EP239 邪神の呪い
強い日差しが照り付け、微かな風が頬を撫でる。
ハンモックを吊るして横になっていたクウはその中で静かに寝息を立てていた。
だが、そこへドタバタと走りながら誰かが近づいてくる。
「おーい、クウ! 模擬戦をするぞ!」
クウは片方だけ目を開き、声のした方へと向けてみる。すると竜人ミレイナが走ってきているのが見えたのだった。父親譲りの赤髪が揺れ、それに合わせるかのように激しく手を振っているのも確認できる。
そこでクウは仕方ないとばかりに起き上がった。
「今日もか? レーヴォルフはどうした?」
「既にレ―ヴには負けたのだ! だから次はクウと模擬戦だぞ!」
「何を自慢げに言っているんだ」
少し溜息を吐きつつも、クウはハンモックから飛び降りる。
固まった背を伸ばすと、パキパキと気持ちのいい音がしたのだった。
(普段の生活は超越者になっても変わらないな……)
クウはあの夜の戦いを思い出しつつ、少しだけ感慨に耽る。
既にオロチを討伐してから一か月ほど経っており、獣人と竜人の関係も落ち着き始めた。元はと言えばレイヒムが仕組んだことだったため、誤解さえ解けば一気に解決したのである。特にあの日【帝都】にいた獣人たちはクウの幻術によってレイヒムの自白を耳にしている。彼らが主な証人となったため、今では獣人と竜人が共に復興へと協力し合っているのだ。

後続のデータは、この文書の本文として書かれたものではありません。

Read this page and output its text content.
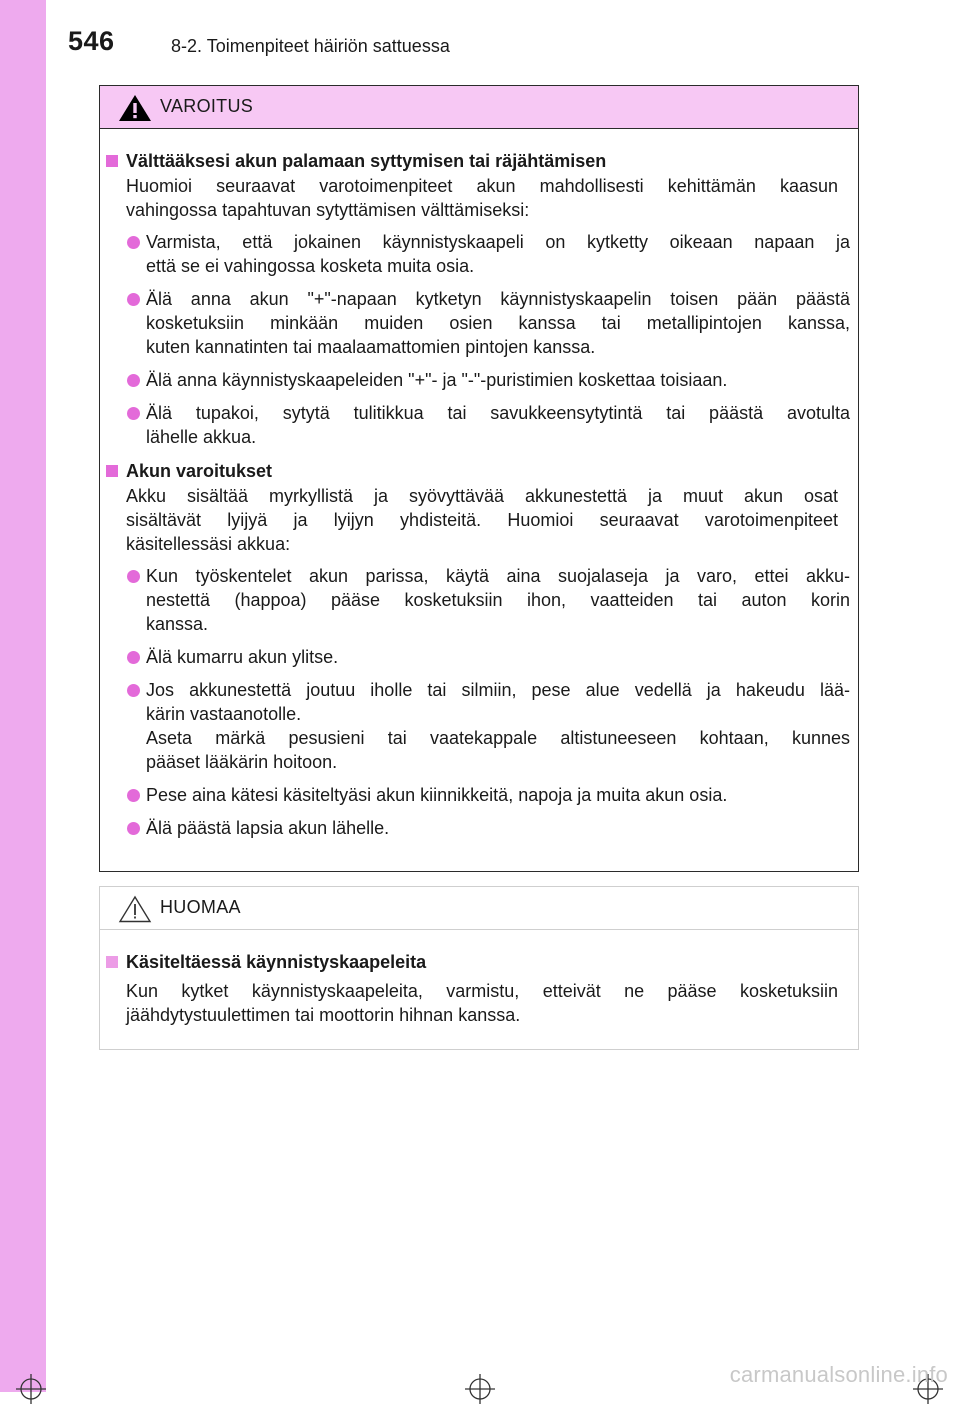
546	8-2. Toimenpiteet häiriön sattuessa
VAROITUS

Välttääksesi akun palamaan syttymisen tai räjähtämisen

Huomioi seuraavat varotoimenpiteet akun mahdollisesti kehittämän kaasun
vahingossa tapahtuvan sytyttämisen välttämiseksi:

Varmista, että jokainen käynnistyskaapeli on kytketty oikeaan napaan ja
että se ei vahingossa kosketa muita osia.

Älä anna akun "+"-napaan kytketyn käynnistyskaapelin toisen pään päästä
kosketuksiin minkään muiden osien kanssa tai metallipintojen kanssa,
kuten kannatinten tai maalaamattomien pintojen kanssa.

Älä anna käynnistyskaapeleiden "+"- ja "-"-puristimien koskettaa toisiaan.

Älä tupakoi, sytytä tulitikkua tai savukkeensytytintä tai päästä avotulta
lähelle akkua.

Akun varoitukset

Akku sisältää myrkyllistä ja syövyttävää akkunestettä ja muut akun osat
sisältävät lyijyä ja lyijyn yhdisteitä. Huomioi seuraavat varotoimenpiteet
käsitellessäsi akkua:

Kun työskentelet akun parissa, käytä aina suojalaseja ja varo, ettei akku-
nestettä (happoa) pääse kosketuksiin ihon, vaatteiden tai auton korin
kanssa.

Älä kumarru akun ylitse.

Jos akkunestettä joutuu iholle tai silmiin, pese alue vedellä ja hakeudu lää-
kärin vastaanotolle.
Aseta märkä pesusieni tai vaatekappale altistuneeseen kohtaan, kunnes
pääset lääkärin hoitoon.

Pese aina kätesi käsiteltyäsi akun kiinnikkeitä, napoja ja muita akun osia.

Älä päästä lapsia akun lähelle.

HUOMAA

Käsiteltäessä käynnistyskaapeleita

Kun kytket käynnistyskaapeleita, varmistu, etteivät ne pääse kosketuksiin
jäähdytystuulettimen tai moottorin hihnan kanssa.

carmanualsonline.info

現在、【帝都】はオロチが暴れたせいで完全に廃墟となっている。頑丈な破壊迷宮は残っているのだが、オアシスは荒らされ、全ての建造物が軒並み潰れているのだ。今は魔法使いを中心として後始末に追われている最中である。
猫獣人の首長ヴァイスが【レム・クリフィト】から専用の魔道具を仕入れると言っていたため、それが揃えば復興も進むことだろう。
そして戦いを終えたクウは竜人の里【ドレッヒェ】に戻り、リアと合流していた。現在は休息や、その他いろいろなことのために【ドレッヒェ】に留まっているというわけである。
「それでミレイナ。今日の模擬戦は何回負けるつもりだ?」
「ご、五回だ!」
「ほう……成長したな。昨日は三十六回も負けたのに」
「だ、大丈夫だ。問題ないぞ!」
クウとミレイナは模擬戦をする際に、一時間ほど連続して戦い続けることにしている。そして明らかに致命傷になり得ると判断できる攻撃が当たれば(もしくは寸止め)一回勝ちと判断しているのだ。
昨日は一時間で、ミレイナが三十六回も転ばされ、手刀を首筋に当てられることになった。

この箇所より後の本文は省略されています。